Gujar Village

Susie Bryan
Susie Bryan

Exploring the Gujar village was a fantastic, once-in-a-lifetime experience. Just as the heat began to fade, we loaded ourselves into a bus and drove ten minutes down the road, where we turned onto a dirt path leading to the Gujar village. The people there had migrated to the foothills of the Himalayas during the Mughal Empire to escape forced conversion to Islam, and their lifestyle has largely stayed intact.

They earn their income from selling buffalo milk. It is the most expensive milk in the area because their buffalo graze on untouched land. Besides the men riding their bikes to the main road to exchange their milk, they have virtually no contact with the outside world. Seeing the way they live was amazing; their houses are constructed of dead wood frames and wheat packed with clay. The roofs let out the smoke without leaking when it rains. The triangular and circular windows painted with faded colors were beautiful. They made their own rope to construct beds that looked more comfortable than hammocks and used coal irons for their clothes.

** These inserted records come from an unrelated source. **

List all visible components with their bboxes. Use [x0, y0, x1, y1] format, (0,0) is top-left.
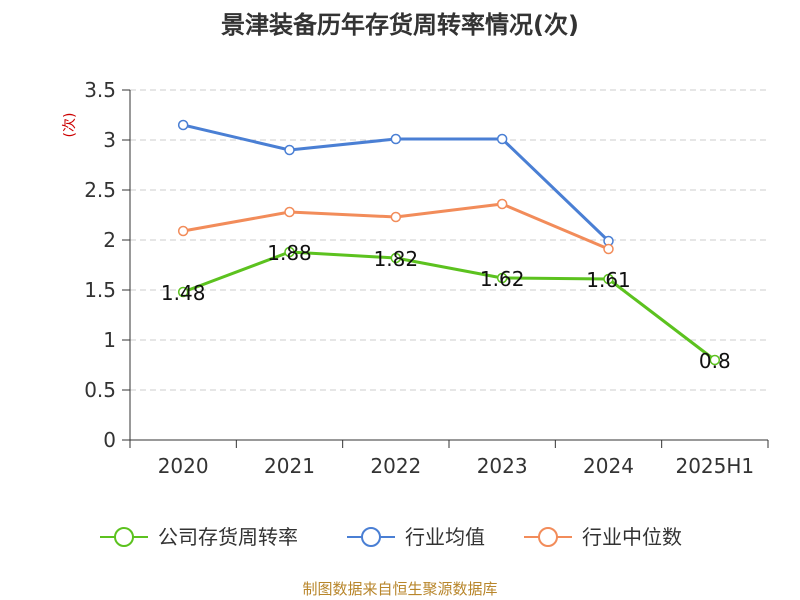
data-label-2021: 1.88 [267, 241, 312, 265]
y-tick-label-1: 1 [103, 328, 116, 352]
source-note: 制图数据来自恒生聚源数据库 [302, 580, 497, 598]
legend-label-1: 行业均值 [405, 525, 485, 549]
x-tick-label-2025H1: 2025H1 [675, 454, 754, 478]
x-tick-label-2020: 2020 [158, 454, 209, 478]
x-tick-label-2024: 2024 [583, 454, 634, 478]
legend-marker-1 [361, 527, 381, 547]
chart-title: 景津装备历年存货周转率情况(次) [221, 11, 579, 39]
y-axis-label: (次) [62, 113, 78, 138]
y-tick-label-2.5: 2.5 [84, 178, 116, 202]
point-s1-2023 [496, 133, 508, 145]
point-s0-2025H1 [709, 354, 721, 366]
legend-item-0[interactable]: 公司存货周转率 [100, 525, 298, 549]
legend-item-1[interactable]: 行业均值 [347, 525, 485, 549]
data-label-2023: 1.62 [480, 267, 525, 291]
axes: 0 0.5 1 1.5 2 2.5 3 3.5 2020 2021 2022 2023 2024 2025… [84, 78, 769, 478]
point-s0-2024 [603, 273, 614, 285]
y-tick-label-3.5: 3.5 [84, 78, 116, 102]
data-labels: 1.48 1.88 1.82 1.62 1.61 0.8 [161, 241, 731, 373]
legend-item-2[interactable]: 行业中位数 [524, 525, 682, 549]
data-label-2022: 1.82 [374, 247, 419, 271]
data-label-2020: 1.48 [161, 281, 206, 305]
y-tick-label-0.5: 0.5 [84, 378, 116, 402]
x-tick-label-2021: 2021 [264, 454, 315, 478]
point-s0-2020 [177, 286, 189, 298]
legend-marker-0 [114, 527, 134, 547]
data-label-2025H1: 0.8 [699, 349, 731, 373]
data-label-2024: 1.61 [586, 268, 631, 292]
grid-lines [130, 89, 768, 391]
y-tick-label-1.5: 1.5 [84, 278, 116, 302]
x-tick-label-2022: 2022 [370, 454, 421, 478]
point-s1-2021 [284, 144, 295, 156]
series-line-0 [182, 250, 716, 362]
point-s2-2022 [390, 211, 402, 223]
point-s2-2020 [177, 225, 189, 237]
point-s2-2024 [603, 243, 614, 255]
legend-label-2: 行业中位数 [582, 525, 682, 549]
y-tick-label-0: 0 [103, 428, 116, 452]
point-s0-2021 [284, 246, 295, 258]
legend-marker-2 [538, 527, 558, 547]
legend-label-0: 公司存货周转率 [158, 525, 298, 549]
series-line-2 [182, 202, 610, 251]
series-group [177, 119, 721, 366]
y-tick-label-2: 2 [103, 228, 116, 252]
point-s1-2020 [177, 119, 189, 131]
point-s0-2022 [390, 252, 402, 264]
point-s2-2023 [496, 198, 508, 210]
point-s1-2022 [390, 133, 402, 145]
legend[interactable]: 公司存货周转率 行业均值 行业中位数 [100, 525, 682, 549]
point-s0-2023 [496, 272, 508, 284]
x-tick-label-2023: 2023 [477, 454, 528, 478]
y-tick-label-3: 3 [103, 128, 116, 152]
point-s2-2021 [284, 206, 295, 218]
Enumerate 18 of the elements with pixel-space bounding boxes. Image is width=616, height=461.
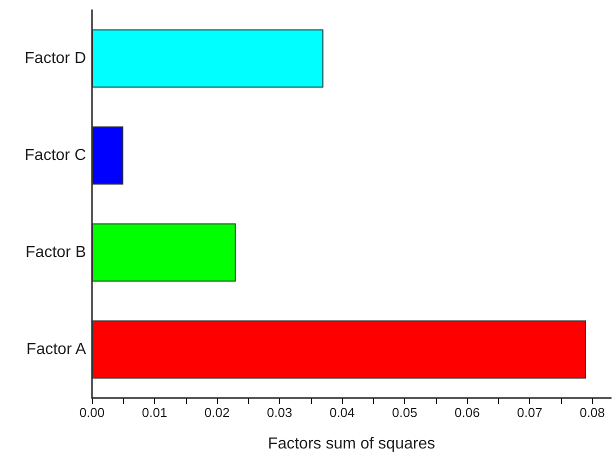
y-tick-label: Factor B [26, 244, 86, 261]
x-tick-label: 0.07 [517, 405, 542, 420]
y-tick-label: Factor C [24, 147, 86, 164]
x-tick-label: 0.00 [79, 405, 105, 420]
x-tick-label: 0.08 [580, 405, 605, 420]
bar [92, 223, 236, 282]
x-tick-label: 0.05 [392, 405, 418, 420]
x-axis-title: Factors sum of squares [268, 436, 436, 452]
x-tick-label: 0.02 [204, 405, 230, 420]
bar [92, 29, 324, 88]
x-tick-label: 0.04 [329, 405, 355, 420]
x-tick-label: 0.03 [266, 405, 292, 420]
y-tick-label: Factor D [24, 50, 86, 67]
y-tick-label: Factor A [26, 341, 86, 358]
bar [92, 320, 586, 379]
x-tick-label: 0.06 [454, 405, 480, 420]
bar [92, 126, 124, 185]
x-tick-label: 0.01 [142, 405, 168, 420]
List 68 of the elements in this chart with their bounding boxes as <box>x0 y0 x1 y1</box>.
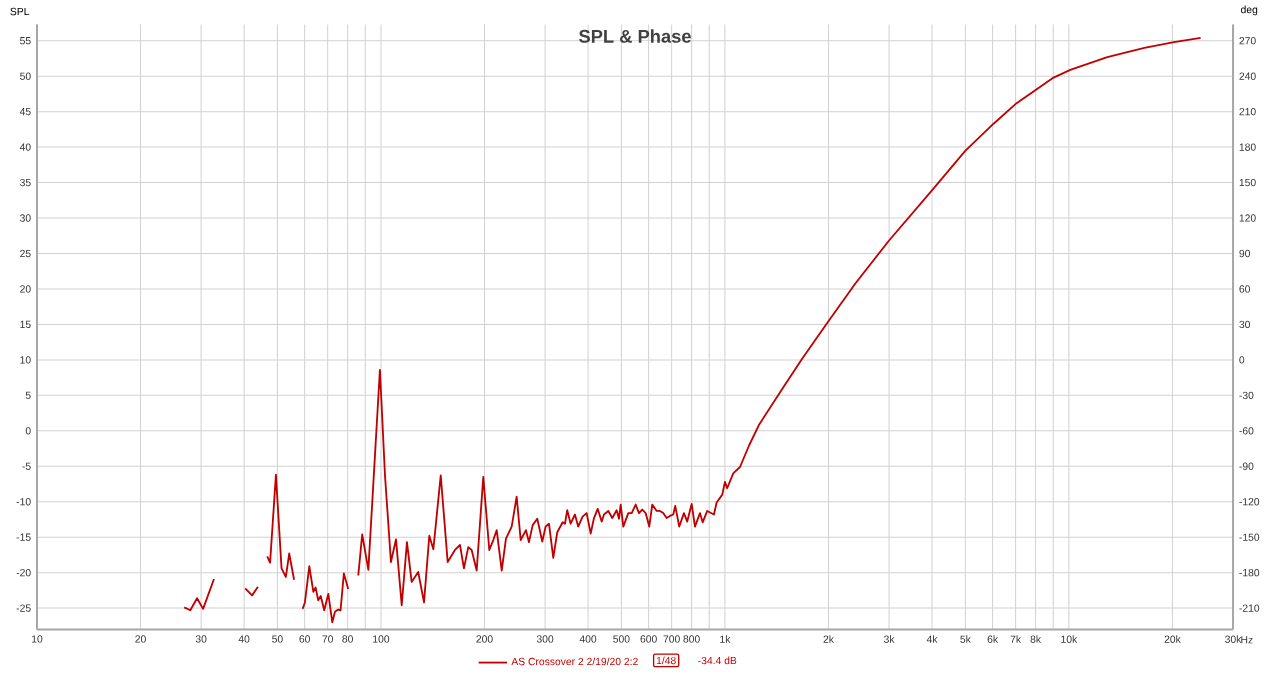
x-tick-label: 60 <box>299 635 310 643</box>
x-tick-label: 20k <box>1164 635 1181 643</box>
y2-tick-label: 270 <box>1239 36 1256 45</box>
y-tick-label: 55 <box>20 37 31 45</box>
x-tick-label: 3k <box>883 635 895 643</box>
y-axis-title: SPL <box>10 7 30 16</box>
text: 1/48 <box>656 656 676 665</box>
y-tick-label: 15 <box>20 320 31 328</box>
y-tick-label: 30 <box>20 214 31 222</box>
y-tick-label: -10 <box>16 497 31 506</box>
x-tick-label: 50 <box>272 635 283 643</box>
x-tick-label: 600 <box>640 635 657 643</box>
x-tick-label: 7k <box>1010 635 1022 643</box>
y2-tick-label: -30 <box>1239 391 1254 399</box>
text: -34.4 dB <box>698 656 737 665</box>
legend-label: AS Crossover 2 2/19/20 2:2 <box>511 657 638 666</box>
x-tick-label: 8k <box>1030 635 1042 643</box>
y-tick-label: 45 <box>19 107 31 116</box>
y-tick-label: -25 <box>16 604 31 612</box>
x-tick-label: 500 <box>613 635 630 643</box>
y2-tick-label: 90 <box>1239 249 1250 258</box>
y2-tick-label: 180 <box>1239 143 1256 151</box>
y2-tick-label: 240 <box>1239 72 1256 80</box>
x-tick-label: 800 <box>683 635 700 643</box>
x-tick-label: 40 <box>238 635 250 643</box>
y2-tick-label: 30 <box>1239 320 1250 328</box>
x-tick-label: 30 <box>195 635 207 643</box>
y2-tick-label: 150 <box>1239 178 1256 187</box>
y-tick-label: 25 <box>20 249 31 258</box>
x-tick-label: 80 <box>342 635 353 643</box>
x-axis-title: Hz <box>1241 636 1253 644</box>
x-tick-label: 30k <box>1225 635 1242 643</box>
x-tick-label: 70 <box>322 635 334 643</box>
x-tick-label: 300 <box>536 635 554 643</box>
x-tick-label: 700 <box>663 635 680 643</box>
x-tick-label: 4k <box>926 635 938 643</box>
x-tick-label: 2k <box>823 635 834 643</box>
y2-tick-label: 120 <box>1239 214 1256 222</box>
y-tick-label: -20 <box>16 568 31 577</box>
y2-tick-label: 60 <box>1239 285 1250 293</box>
y-tick-label: 10 <box>20 356 31 364</box>
y-tick-label: 35 <box>20 178 31 187</box>
y2-tick-label: -150 <box>1239 533 1260 541</box>
x-tick-label: 200 <box>476 635 493 643</box>
y-tick-label: 0 <box>25 427 31 435</box>
y2-tick-label: -120 <box>1239 497 1260 506</box>
x-tick-label: 20 <box>135 635 146 643</box>
x-tick-label: 100 <box>373 635 390 643</box>
y-tick-label: 20 <box>20 285 31 293</box>
x-tick-label: 1k <box>720 635 731 643</box>
y-tick-label: -5 <box>22 462 31 470</box>
chart-title: SPL & Phase <box>578 29 691 43</box>
y-tick-label: 50 <box>20 72 31 80</box>
x-tick-label: 10 <box>32 635 43 643</box>
x-tick-label: 400 <box>579 635 597 643</box>
y2-tick-label: 210 <box>1239 107 1256 116</box>
y-tick-label: 5 <box>25 391 31 399</box>
x-tick-label: 10k <box>1061 635 1078 643</box>
y-tick-label: 40 <box>19 143 31 151</box>
x-tick-label: 6k <box>987 635 999 643</box>
x-tick-label: 5k <box>960 635 971 643</box>
y2-tick-label: -60 <box>1239 427 1254 435</box>
y2-tick-label: -210 <box>1239 604 1260 612</box>
y2-tick-label: -180 <box>1239 568 1260 577</box>
y-tick-label: -15 <box>16 533 31 541</box>
y2-axis-title: deg <box>1241 5 1258 16</box>
y2-tick-label: 0 <box>1239 356 1245 364</box>
y2-tick-label: -90 <box>1239 462 1254 470</box>
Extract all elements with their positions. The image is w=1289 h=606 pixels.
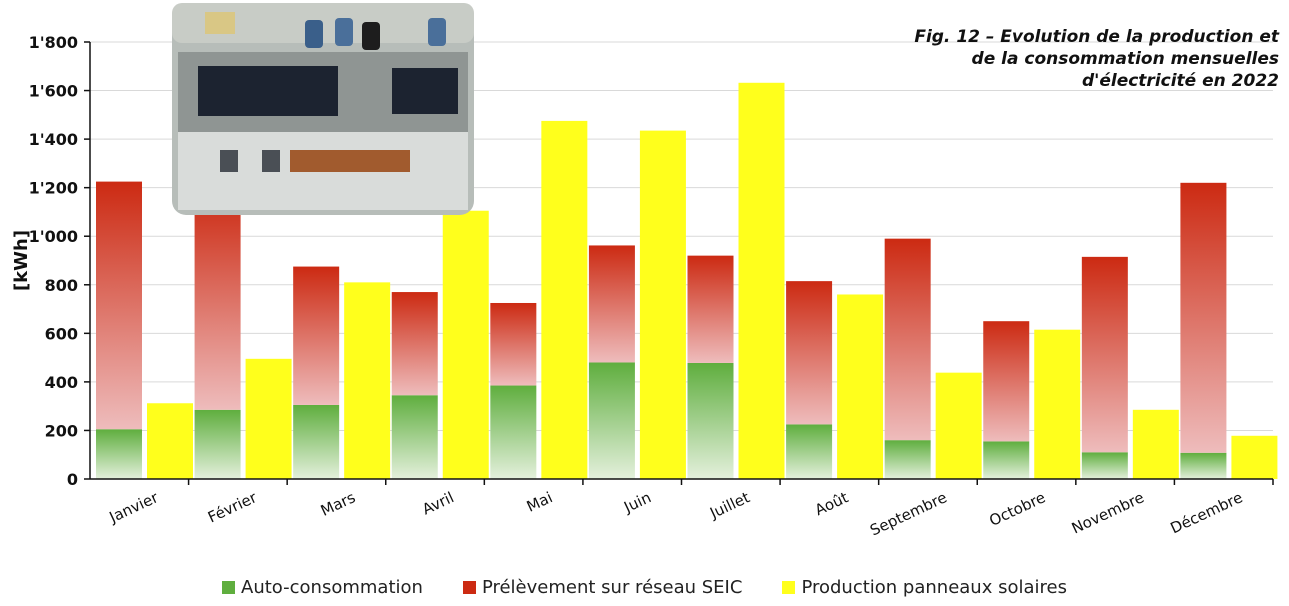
legend-item-solaire: Production panneaux solaires	[782, 577, 1067, 598]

The dry forest landscape they call home was much more barren than I had expected. The heat left the area normally occupied by the Ganges River dry and dusty, with random patches of green trees and shrubs. Yet somehow, the Gujar people manage to live a more efficient and environmentally friendly lifestyle than most of the world. They use only dead wood to fuel their fires, live in clay huts which stay warm in winter and cold in summer, barely use the solar lights they have, are highly conservative with water, use as much from their livestock as they can, and generally work with the land rather than against it. Exploring their village was both eye opening and humbling. I feel grateful to have been given the opportunity to experience something so pure and simple that contrasts so greatly with the kind of life I’m familiar with.

Susie Bryan

  • Leigh Ann Clifton

    Hi Susie,

    I appreciate your vivid descriptions and insightful observations. There are few relatively “untouched” cultures and groups that still exist on this world, and I think it’s amazing that you had a chance to meet and experience one…even a little. What a contrast from our familiar culture. I appreciate the point you make about how sustainable and environmentally-friendly their lifestyle is…without the hoopla of “we’re green”…they just are naturally assuming and pursuing a path that is functional and sustainable given the opportunities and choices available to them.

    If only humanity could make similar functional and environmentally-harmonius choices on a more global scale…

    Thanks for writing about this! I had never heard of these people before and appreciate learning of their existence and culture – and that you shared some personal observations.